Where they differ is in their regard for the future. Brendan, who has built a career from giving life advice, whether sartorial or financial, seizes plans the way an overboard sailor clings to driftwood. Nuala tends to go with the current.
Ushered briskly into the format of one of Brendan’s financial guidance shows, we learn that his mother has no pension or nest egg, and more poignantly, no real understanding of herself.
Her house is worth €400,000, though, Brendan estimates, which gives the show an excuse to explore some fantasy alternatives, decamping to the Alicante coast to explore sunshine, stucco, swimming pools and supermarkets. “I wasn’t trying to get rid of my mam, but I was trying to show her that she can still plan for a bright and happy future,” Brendan tells us.
(I took that to mean that Brendan is trying to get rid of his mam.)
If the show is fascinatingly uneven, it’s because for all his own careful planning, Brendan can’t predict where his efforts will lead. As with that Freudian slip, director Joanne McGrath is canny with her inclusions, featuring for every jaunty conversation that plays up to the cameras, a more affecting one that does not.
“The freedom,” Nuala remarks of her new single status, with something like awe. “I can do what I like now. That’s hard.”
At the age of 47, Brendan seems like the gadabout who has seen the sombre end of the party. He can’t do everything he likes – that’s hard. “I didn’t have children for a reason,” he says. “I don’t want to be a carer.
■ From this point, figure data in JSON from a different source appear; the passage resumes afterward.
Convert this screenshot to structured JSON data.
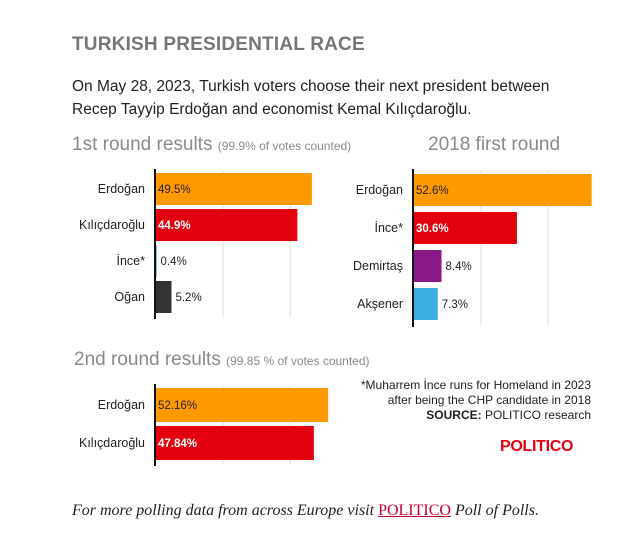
{
  "header": {
    "title": "TURKISH PRESIDENTIAL RACE",
    "intro": "On May 28, 2023, Turkish voters choose their next president between Recep Tayyip Erdoğan and economist Kemal Kılıçdaroğlu."
  },
  "chart_data": [
    {
      "type": "bar",
      "orientation": "horizontal",
      "title": "1st round results",
      "subtitle": "(99.9% of votes counted)",
      "categories": [
        "Erdoğan",
        "Kılıçdaroğlu",
        "İnce*",
        "Oğan"
      ],
      "values": [
        49.5,
        44.9,
        0.4,
        5.2
      ],
      "labels": [
        "49.5%",
        "44.9%",
        "0.4%",
        "5.2%"
      ],
      "colors": [
        "#ff9900",
        "#e3000f",
        "#1f77b4",
        "#333333"
      ],
      "label_colors": [
        "#222222",
        "#ffffff",
        "#222222",
        "#222222"
      ],
      "label_bold": [
        false,
        true,
        false,
        false
      ],
      "xlim": [
        0,
        53
      ],
      "grid": true
    },
    {
      "type": "bar",
      "orientation": "horizontal",
      "title": "2018 first round",
      "subtitle": "",
      "categories": [
        "Erdoğan",
        "İnce*",
        "Demirtaş",
        "Akşener"
      ],
      "values": [
        52.6,
        30.6,
        8.4,
        7.3
      ],
      "labels": [
        "52.6%",
        "30.6%",
        "8.4%",
        "7.3%"
      ],
      "colors": [
        "#ff9900",
        "#e3000f",
        "#8b1a89",
        "#3aaee0"
      ],
      "label_colors": [
        "#222222",
        "#ffffff",
        "#222222",
        "#222222"
      ],
      "label_bold": [
        false,
        true,
        false,
        false
      ],
      "xlim": [
        0,
        53
      ],
      "grid": true
    },
    {
      "type": "bar",
      "orientation": "horizontal",
      "title": "2nd round results",
      "subtitle": "(99.85 % of votes counted)",
      "categories": [
        "Erdoğan",
        "Kılıçdaroğlu"
      ],
      "values": [
        52.16,
        47.84
      ],
      "labels": [
        "52.16%",
        "47.84%"
      ],
      "colors": [
        "#ff9900",
        "#e3000f"
      ],
      "label_colors": [
        "#222222",
        "#ffffff"
      ],
      "label_bold": [
        false,
        true
      ],
      "xlim": [
        0,
        53
      ],
      "grid": true
    }
  ],
  "footnote": {
    "line1": "*Muharrem İnce runs for Homeland in 2023",
    "line2": "after being the CHP candidate in 2018",
    "source_label": "SOURCE:",
    "source_text": "POLITICO research"
  },
  "logo": {
    "text": "POLITICO"
  },
  "footer": {
    "text_before": "For more polling data from across Europe visit ",
    "link_text": "POLITICO",
    "text_after": " Poll of Polls",
    "end": "."
  }
}
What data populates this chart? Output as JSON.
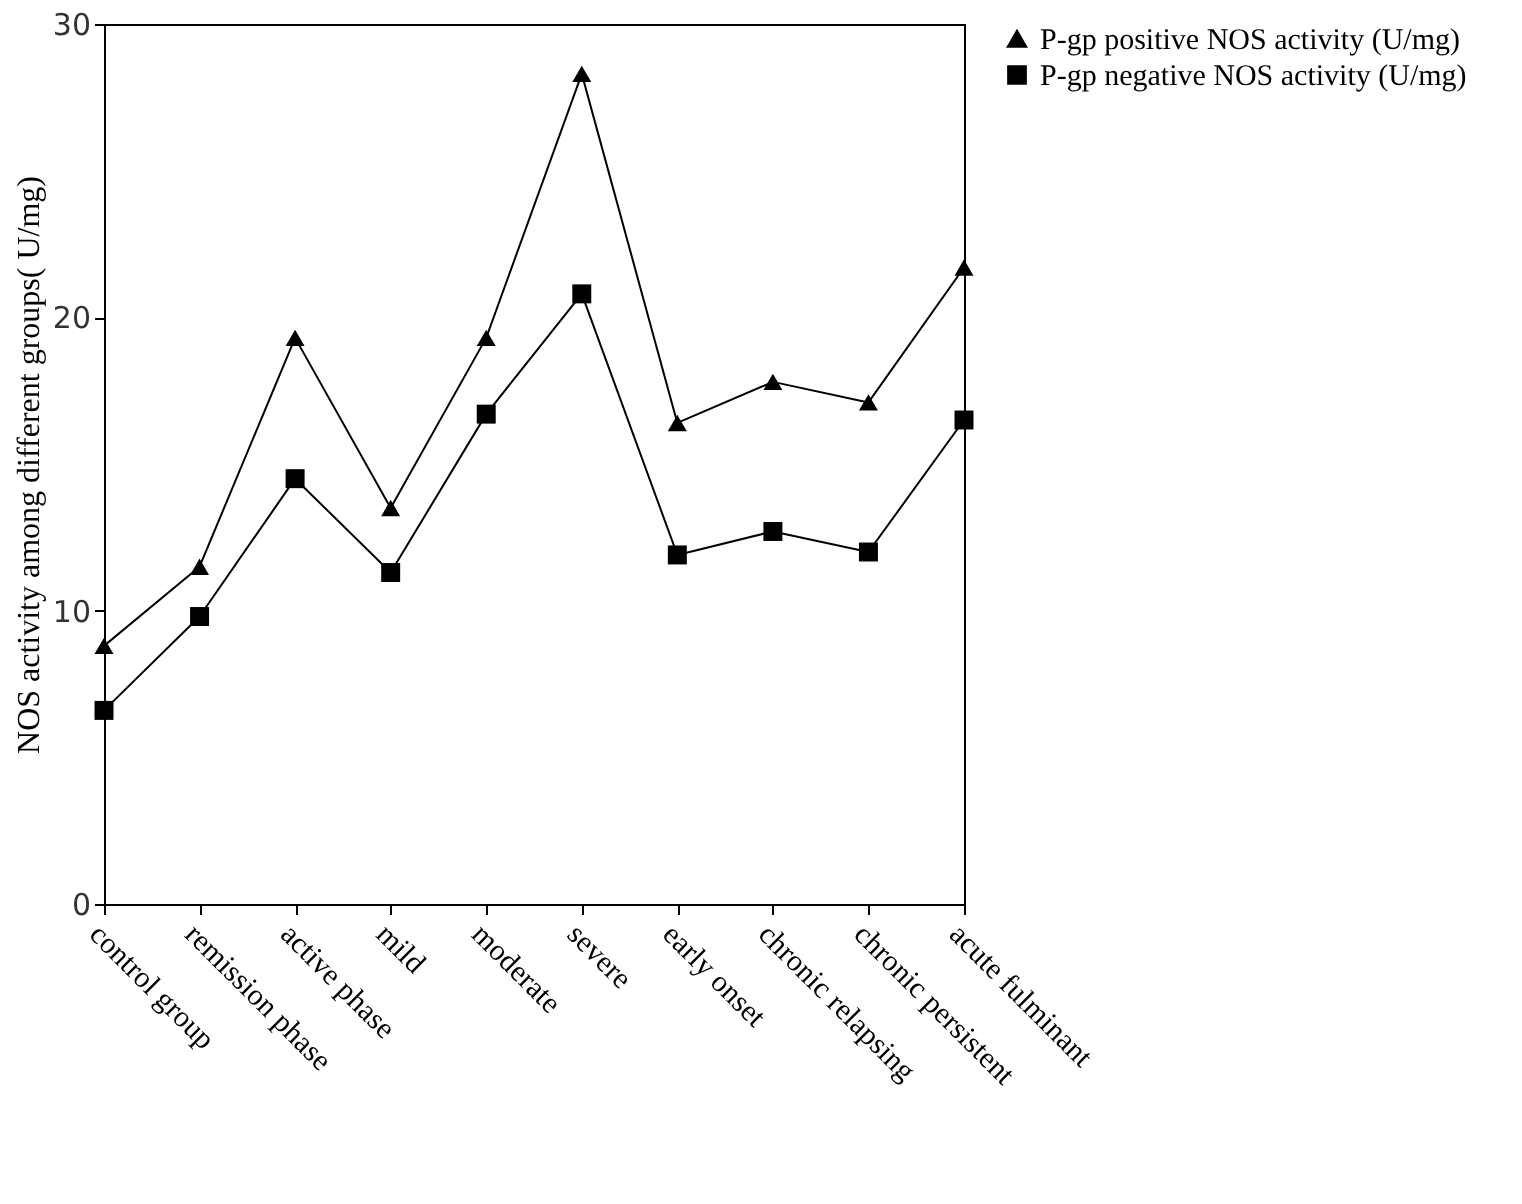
{
  "chart_data": {
    "type": "line",
    "ylabel": "NOS activity among different groups( U/mg)",
    "categories": [
      "control group",
      "remission phase",
      "active phase",
      "mild",
      "moderate",
      "severe",
      "early onset",
      "chronic relapsing",
      "chronic persistent",
      "acute fulminant"
    ],
    "series": [
      {
        "name": "P-gp positive NOS activity (U/mg)",
        "color": "#000000",
        "marker": "triangle",
        "values": [
          8.8,
          11.5,
          19.3,
          13.5,
          19.3,
          28.3,
          16.4,
          17.8,
          17.1,
          21.7
        ]
      },
      {
        "name": "P-gp negative NOS activity (U/mg)",
        "color": "#000000",
        "marker": "square",
        "values": [
          6.6,
          9.8,
          14.5,
          11.3,
          16.7,
          20.8,
          11.9,
          12.7,
          12.0,
          16.5
        ]
      }
    ],
    "ylim": [
      0,
      30
    ],
    "yticks": [
      0,
      10,
      20,
      30
    ],
    "grid": false,
    "legend": "right",
    "line_style": "solid"
  }
}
She seems to think I’m the man for the job.”
Every bright solution, however, brings another tang of reality: the people they meet in a manicured retirement village who lost either their spouses or their pensions; financial advice from Eoin McGee so grim it even depresses Brendan; a hard-working carpenter saved from homelessness by one lucky break.
“Why didn’t he see that coming?” Brendan asks. “Why didn’t I see that coming? I suppose we don’t see it because it’s grossly unfair.”
It is. And when a tearful Nuala points out an unfairness in this whole project, urged to contemplate sunny exile, or downsizing, before she is ready or willing, it stops Brendan in his tracks.
“I never thought the time would come when I’d have to move out of my own house,” she tells him. “And I don’t want to talk about it anymore.”
“OK,” he says.
In the end, they consider one last idea: converting Nuala’s home into a granny flat with separate accommodations. It may be telling that all those prickly jokes about moving in together stop. Thinking back to our earlier introduction to an amazingly sprightly 105-year-old man in an American retirement complex, living next door to his 73-year-old daughter, it feels less like a quirky inclusion than a head-spinning premonition.